Modi’s relationship with the United States is surprisingly ambiguous. He was denied a U.S. visa in 2005 over his alleged role in the 2002 riots – a decision that the United States has refused to reverse. However, U.S. scholars express optimism about continued strategic convergence between India and the United States should Modi become Prime Minster. The Carnegie Endowment’s Ashley Tellis postulates that relations would “deepen” as a result of Modi’s election. Modi is widely expected to further liberalize India’s economy, something that U.S. investors and firms would deeply appreciate.
If you’ve read this far, you might think that Modi is a difficult foreign policy thinker to pin down. Does his vacillation indicate that he thinks about India’s foreign policy options in shades of grey rather than black and white? Perhaps. Or perhaps not. Modi is, after all, a politician in pursuit of India’s grand political prize – the position of prime minister.

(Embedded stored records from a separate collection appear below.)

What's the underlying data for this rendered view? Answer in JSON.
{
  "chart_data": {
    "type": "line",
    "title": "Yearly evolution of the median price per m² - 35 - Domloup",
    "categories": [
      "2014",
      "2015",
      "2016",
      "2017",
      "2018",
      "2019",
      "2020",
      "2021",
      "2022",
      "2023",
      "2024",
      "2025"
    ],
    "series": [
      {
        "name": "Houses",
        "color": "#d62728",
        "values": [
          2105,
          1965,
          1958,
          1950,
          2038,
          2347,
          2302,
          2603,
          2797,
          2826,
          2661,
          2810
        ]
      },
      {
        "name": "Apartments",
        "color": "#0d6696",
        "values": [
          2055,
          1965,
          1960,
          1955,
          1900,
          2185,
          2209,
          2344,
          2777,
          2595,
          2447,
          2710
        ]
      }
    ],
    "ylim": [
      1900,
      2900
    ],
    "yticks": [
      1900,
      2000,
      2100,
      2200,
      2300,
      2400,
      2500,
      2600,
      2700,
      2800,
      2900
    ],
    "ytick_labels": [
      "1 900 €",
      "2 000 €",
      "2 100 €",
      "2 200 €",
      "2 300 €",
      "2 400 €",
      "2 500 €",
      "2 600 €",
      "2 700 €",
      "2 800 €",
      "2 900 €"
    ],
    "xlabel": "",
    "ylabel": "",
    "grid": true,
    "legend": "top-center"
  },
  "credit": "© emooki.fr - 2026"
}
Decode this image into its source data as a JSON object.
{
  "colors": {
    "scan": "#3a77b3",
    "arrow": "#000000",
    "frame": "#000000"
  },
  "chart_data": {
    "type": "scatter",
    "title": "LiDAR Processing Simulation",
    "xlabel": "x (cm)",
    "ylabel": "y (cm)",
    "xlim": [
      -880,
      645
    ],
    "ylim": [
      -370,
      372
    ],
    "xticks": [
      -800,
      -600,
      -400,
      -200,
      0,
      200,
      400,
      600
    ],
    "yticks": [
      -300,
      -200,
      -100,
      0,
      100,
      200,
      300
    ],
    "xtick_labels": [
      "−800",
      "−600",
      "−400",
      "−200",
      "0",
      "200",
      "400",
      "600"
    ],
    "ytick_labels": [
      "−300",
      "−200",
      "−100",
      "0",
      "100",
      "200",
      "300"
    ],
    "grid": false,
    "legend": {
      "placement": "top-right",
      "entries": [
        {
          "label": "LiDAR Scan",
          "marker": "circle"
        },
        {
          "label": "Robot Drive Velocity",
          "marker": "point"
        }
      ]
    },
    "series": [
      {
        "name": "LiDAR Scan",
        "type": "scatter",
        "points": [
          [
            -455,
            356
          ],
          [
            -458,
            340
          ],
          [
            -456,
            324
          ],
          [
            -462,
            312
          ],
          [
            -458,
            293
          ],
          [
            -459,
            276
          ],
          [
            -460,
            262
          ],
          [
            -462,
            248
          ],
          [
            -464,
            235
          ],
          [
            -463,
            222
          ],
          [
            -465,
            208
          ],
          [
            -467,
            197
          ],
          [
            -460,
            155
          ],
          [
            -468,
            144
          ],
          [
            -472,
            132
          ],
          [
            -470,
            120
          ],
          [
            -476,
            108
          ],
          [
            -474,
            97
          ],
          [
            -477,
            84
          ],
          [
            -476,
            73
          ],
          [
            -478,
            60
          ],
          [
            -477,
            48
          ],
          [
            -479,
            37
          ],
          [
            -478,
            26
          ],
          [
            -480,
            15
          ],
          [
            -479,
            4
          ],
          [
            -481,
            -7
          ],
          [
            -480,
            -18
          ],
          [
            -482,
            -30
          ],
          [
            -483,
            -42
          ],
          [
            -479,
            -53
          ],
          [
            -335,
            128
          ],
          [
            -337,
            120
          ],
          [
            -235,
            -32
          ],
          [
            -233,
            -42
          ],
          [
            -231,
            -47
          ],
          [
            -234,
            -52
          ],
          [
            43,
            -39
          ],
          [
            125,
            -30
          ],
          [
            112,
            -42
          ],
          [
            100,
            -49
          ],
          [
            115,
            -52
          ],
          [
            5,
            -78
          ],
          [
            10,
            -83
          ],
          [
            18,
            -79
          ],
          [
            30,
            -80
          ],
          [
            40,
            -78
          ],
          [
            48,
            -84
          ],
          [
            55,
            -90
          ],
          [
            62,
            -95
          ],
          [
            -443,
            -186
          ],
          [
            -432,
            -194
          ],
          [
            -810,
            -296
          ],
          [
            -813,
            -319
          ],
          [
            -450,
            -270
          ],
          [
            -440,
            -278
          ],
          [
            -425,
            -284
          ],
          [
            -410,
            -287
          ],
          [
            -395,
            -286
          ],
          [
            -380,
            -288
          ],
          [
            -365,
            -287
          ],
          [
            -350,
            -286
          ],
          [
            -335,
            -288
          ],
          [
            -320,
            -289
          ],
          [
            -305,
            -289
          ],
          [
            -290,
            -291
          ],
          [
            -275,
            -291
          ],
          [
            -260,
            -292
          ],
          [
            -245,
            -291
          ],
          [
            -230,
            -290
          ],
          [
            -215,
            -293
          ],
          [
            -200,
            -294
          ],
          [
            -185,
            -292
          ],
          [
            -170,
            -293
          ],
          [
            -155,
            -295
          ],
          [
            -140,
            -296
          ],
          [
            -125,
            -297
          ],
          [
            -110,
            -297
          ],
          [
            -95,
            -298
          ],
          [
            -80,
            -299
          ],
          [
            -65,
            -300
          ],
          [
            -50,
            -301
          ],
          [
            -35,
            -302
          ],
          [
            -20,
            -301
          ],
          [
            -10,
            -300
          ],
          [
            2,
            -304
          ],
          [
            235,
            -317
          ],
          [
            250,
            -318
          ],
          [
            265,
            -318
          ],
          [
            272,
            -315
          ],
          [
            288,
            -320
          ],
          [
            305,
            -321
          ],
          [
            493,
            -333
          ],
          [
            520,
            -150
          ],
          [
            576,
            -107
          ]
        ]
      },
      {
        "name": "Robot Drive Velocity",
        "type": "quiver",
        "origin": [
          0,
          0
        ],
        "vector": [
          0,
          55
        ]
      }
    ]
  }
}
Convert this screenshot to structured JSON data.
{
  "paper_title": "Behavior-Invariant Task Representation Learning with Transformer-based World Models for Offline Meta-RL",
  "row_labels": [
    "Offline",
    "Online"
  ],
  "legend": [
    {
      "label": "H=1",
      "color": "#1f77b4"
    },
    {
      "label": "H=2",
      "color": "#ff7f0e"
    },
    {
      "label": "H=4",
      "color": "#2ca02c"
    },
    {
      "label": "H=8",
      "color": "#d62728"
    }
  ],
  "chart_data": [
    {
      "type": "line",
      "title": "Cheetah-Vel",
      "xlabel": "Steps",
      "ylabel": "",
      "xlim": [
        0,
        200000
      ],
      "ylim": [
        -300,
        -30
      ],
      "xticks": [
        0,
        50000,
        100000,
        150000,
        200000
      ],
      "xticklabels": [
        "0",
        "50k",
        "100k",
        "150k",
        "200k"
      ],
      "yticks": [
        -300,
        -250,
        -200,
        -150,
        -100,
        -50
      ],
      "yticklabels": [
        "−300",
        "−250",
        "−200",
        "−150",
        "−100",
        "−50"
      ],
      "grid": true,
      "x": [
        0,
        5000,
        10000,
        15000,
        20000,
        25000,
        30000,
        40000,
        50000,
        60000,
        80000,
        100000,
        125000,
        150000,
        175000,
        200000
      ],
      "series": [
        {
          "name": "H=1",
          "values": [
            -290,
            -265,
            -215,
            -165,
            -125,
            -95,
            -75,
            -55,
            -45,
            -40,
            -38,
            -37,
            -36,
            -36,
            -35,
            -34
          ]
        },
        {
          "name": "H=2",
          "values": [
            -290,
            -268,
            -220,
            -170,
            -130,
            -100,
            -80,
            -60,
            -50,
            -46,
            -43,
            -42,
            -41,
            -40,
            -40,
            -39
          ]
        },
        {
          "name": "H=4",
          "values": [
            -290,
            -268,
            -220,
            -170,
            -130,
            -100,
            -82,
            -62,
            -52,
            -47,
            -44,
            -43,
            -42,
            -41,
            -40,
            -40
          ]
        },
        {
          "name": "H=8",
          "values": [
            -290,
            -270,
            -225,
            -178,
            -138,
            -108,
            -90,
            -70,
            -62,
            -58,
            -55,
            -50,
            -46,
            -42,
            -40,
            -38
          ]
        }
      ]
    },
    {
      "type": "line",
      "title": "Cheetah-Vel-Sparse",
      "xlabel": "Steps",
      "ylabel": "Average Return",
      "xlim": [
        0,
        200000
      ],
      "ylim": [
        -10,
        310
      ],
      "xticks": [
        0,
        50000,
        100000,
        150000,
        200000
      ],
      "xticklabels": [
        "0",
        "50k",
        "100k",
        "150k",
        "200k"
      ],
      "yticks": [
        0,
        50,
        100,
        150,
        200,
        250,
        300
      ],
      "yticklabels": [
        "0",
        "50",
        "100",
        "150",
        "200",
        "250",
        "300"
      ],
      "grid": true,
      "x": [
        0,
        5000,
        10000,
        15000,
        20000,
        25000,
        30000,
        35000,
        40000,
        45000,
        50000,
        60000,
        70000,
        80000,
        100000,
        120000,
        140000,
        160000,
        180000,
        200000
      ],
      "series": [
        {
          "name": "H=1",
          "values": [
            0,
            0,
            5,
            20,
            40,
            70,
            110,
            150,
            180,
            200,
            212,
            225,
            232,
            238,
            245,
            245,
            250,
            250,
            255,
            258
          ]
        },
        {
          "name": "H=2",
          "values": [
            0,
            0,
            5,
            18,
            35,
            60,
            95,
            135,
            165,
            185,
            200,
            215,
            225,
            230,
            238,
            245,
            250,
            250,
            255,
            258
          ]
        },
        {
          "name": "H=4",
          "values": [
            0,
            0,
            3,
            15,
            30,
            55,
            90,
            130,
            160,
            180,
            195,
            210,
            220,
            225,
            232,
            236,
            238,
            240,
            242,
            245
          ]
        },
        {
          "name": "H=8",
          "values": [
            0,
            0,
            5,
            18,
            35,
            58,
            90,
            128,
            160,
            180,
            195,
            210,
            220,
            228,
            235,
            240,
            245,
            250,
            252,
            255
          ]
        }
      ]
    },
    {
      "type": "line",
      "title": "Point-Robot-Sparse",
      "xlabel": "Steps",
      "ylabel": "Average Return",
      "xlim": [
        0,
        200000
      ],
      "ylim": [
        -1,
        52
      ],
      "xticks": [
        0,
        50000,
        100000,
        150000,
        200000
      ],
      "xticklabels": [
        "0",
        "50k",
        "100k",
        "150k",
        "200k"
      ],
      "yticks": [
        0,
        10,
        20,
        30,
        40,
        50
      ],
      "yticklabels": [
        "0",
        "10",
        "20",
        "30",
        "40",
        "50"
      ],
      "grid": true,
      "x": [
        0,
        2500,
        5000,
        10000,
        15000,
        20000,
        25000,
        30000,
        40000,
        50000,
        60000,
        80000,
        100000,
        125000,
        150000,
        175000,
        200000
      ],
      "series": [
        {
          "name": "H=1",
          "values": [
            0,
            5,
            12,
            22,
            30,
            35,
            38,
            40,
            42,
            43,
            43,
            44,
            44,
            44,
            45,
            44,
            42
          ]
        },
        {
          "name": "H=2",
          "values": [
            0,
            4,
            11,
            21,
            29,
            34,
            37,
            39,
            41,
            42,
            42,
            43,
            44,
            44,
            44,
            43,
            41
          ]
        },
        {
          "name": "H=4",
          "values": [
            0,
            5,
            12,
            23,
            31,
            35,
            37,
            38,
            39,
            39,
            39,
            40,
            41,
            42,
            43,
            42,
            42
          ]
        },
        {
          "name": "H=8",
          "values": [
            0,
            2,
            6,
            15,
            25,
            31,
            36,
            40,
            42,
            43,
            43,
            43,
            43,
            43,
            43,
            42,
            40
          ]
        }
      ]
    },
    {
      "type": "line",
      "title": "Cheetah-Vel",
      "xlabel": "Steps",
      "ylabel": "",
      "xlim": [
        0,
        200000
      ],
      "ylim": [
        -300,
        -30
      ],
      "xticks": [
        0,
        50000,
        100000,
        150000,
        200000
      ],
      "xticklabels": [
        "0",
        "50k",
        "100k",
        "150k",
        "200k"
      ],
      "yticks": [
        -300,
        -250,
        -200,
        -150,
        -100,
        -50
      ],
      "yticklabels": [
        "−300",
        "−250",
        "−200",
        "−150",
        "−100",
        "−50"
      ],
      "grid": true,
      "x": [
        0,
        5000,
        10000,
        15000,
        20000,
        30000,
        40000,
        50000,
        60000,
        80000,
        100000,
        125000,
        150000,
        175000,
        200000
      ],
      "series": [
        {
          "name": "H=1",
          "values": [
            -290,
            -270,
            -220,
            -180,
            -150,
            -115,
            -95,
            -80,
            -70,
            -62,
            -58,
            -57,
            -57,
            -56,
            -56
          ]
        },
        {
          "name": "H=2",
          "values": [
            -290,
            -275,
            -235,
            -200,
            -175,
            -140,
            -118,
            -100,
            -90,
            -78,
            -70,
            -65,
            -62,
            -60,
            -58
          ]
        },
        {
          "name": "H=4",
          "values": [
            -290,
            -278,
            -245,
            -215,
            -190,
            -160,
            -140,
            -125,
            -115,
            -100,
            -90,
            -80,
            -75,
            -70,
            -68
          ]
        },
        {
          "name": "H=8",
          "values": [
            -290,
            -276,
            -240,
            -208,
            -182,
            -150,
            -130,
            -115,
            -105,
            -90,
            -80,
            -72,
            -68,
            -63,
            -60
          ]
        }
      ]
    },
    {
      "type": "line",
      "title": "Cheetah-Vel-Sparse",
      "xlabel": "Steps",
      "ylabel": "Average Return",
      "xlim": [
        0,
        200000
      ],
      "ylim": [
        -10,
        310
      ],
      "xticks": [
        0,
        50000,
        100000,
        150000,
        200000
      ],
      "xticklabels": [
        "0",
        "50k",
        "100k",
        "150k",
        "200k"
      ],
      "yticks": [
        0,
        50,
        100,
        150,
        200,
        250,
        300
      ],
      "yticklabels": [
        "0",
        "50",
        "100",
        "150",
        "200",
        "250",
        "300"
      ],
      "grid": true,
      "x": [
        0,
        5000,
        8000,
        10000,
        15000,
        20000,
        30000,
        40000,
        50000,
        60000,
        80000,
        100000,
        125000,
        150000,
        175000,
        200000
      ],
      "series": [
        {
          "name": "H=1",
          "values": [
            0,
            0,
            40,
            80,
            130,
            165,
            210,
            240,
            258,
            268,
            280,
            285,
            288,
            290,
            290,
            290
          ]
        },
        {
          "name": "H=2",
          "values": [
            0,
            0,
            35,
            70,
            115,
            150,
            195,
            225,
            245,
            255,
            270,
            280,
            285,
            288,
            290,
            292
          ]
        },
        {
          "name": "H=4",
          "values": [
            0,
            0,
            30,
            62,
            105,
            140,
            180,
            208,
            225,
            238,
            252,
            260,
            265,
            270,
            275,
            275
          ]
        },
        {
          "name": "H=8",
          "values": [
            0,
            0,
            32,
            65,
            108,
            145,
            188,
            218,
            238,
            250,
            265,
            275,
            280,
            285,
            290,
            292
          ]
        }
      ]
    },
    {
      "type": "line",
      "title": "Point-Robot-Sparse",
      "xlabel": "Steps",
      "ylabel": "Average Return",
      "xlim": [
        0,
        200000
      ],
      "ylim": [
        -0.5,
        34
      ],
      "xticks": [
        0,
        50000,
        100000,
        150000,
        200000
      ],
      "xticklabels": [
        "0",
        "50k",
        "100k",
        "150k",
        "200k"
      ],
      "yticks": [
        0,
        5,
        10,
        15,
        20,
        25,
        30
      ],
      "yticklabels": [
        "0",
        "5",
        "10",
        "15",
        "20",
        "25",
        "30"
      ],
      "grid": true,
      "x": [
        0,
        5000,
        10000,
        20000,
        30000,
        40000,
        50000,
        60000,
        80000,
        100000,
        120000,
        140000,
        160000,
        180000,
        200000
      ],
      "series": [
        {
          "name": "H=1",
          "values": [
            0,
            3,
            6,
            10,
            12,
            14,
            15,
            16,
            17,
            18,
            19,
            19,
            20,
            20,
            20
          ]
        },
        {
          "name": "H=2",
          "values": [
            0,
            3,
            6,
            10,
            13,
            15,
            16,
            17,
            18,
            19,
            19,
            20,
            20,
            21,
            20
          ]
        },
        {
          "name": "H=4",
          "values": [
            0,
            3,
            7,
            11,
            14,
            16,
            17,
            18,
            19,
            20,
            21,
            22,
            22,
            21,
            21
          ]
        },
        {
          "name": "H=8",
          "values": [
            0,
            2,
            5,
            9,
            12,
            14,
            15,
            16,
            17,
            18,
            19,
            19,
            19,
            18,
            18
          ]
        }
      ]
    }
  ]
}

His expressions of support for everything from a soft-power-based pursuit of strategic interests to a truly outside-of-the-box state-based foreign policy federalism shouldn’t be taken to heart. Ultimately, if Modi were to become prime minister, India can expect to see a pragmatic approach to foreign policy predicated on improving foreign trade and greater investment inflows. There is little reason to believe that his core claim – replicating the Gujarat miracle on a national scale – isn’t going to be the foundation of his foreign policy. On matters of shanti and shakti, however, Modi is far more of a wildcard.